A technique works for me, fails for you. Or for you it is amazing and for me it is puzzling.

I love my word processor. You hate it.

Don’t ever open a story with weather, except when you should.

You should write in the morning unless you can’t or shouldn’t or won’t or whatever.

Be more literary! Be more genre! Be less this more that wait no the other thing.

This won’t sell until it does and then it sells a lot until it stops selling and nnngh.

You should do XYZ except unless ABC or 123 or wuzza wooza buzzy fuzzy.

Here you might be saying: well, then, why do it? Why yammer on about writing at all? WHY ARE YOU WILLFULLY HORSESHITTING US, YOU FANCY ASSHOLE?

It’s for a few reasons.

First, because as I have noted in the past, because I like to yell at myself, and this blog provides a convenient platform to scream at my presumed Audience Of One.

Second, because I am a noisy, opinionated jackhole.

Third, because bullshit still works as fertilizer. What I mean is this: the things I say at this blog and in my writing books is just advice. It’s not right. It’s also not automatically wrong. It’s just advice. It’s like if you ask me about sneakers and I’m like, “I wear these sneakers called Hoka One Ones, and they’re really great.” They are a real sneaker. I actually own and wear and love them. They’re great for me. It’s true. It’s like walking on air. It’s improved my running. They’ve ended my plantar fasciitis and also ended other associated running pains. And they might be great for some of you. For others? You might fucking hate them. But these shoes are what I know and so I will recommend them if you ask. Hell, even if you don’t ask.

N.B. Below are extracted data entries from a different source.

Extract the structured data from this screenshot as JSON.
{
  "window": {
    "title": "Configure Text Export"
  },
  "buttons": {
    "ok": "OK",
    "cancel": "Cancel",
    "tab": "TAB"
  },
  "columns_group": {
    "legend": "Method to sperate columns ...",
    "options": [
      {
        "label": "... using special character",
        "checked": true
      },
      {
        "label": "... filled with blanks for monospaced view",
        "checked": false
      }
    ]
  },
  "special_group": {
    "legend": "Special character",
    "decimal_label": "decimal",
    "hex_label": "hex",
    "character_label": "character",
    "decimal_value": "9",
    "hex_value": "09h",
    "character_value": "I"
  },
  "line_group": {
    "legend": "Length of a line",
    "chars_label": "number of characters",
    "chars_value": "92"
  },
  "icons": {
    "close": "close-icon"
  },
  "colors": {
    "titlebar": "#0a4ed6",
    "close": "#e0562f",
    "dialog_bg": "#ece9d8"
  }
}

My writing advice is that.

I have been doing this for a while.

I have learned lessons applicable to me and possibly applicable to some of you.

And so, I share them in the hopes that you will swill this briny brew around your mouth — maybe you like the taste, or maybe you make a face like you just licked the ass-end of an irritable llama. The goal is that somewhere in the spongy fungal morass I grow here at the blog you will find that the bullshit sprinkled about has been a proper fertilizer instead of just a nasty-ass, stink-making air-destroyer. But at the same time, don’t treat what I say — or what anybody says — as gospel truth. Consider it. Taste it. Smell it. Lift it in your hand. And then use or or lose it. You do you. I mean, shit, even if the writing advice gets you pissed at me — good. Then it’s making you think about this thing that we do. It challenges you. That’s a good thing. Maybe it clarifies why you do what you do even if it’s not how I do it. Good. Great. Rock the fuck on.

So, yes.

Writing advice is bullshit. But maybe, just maybe, you can use it to fertilize your own work.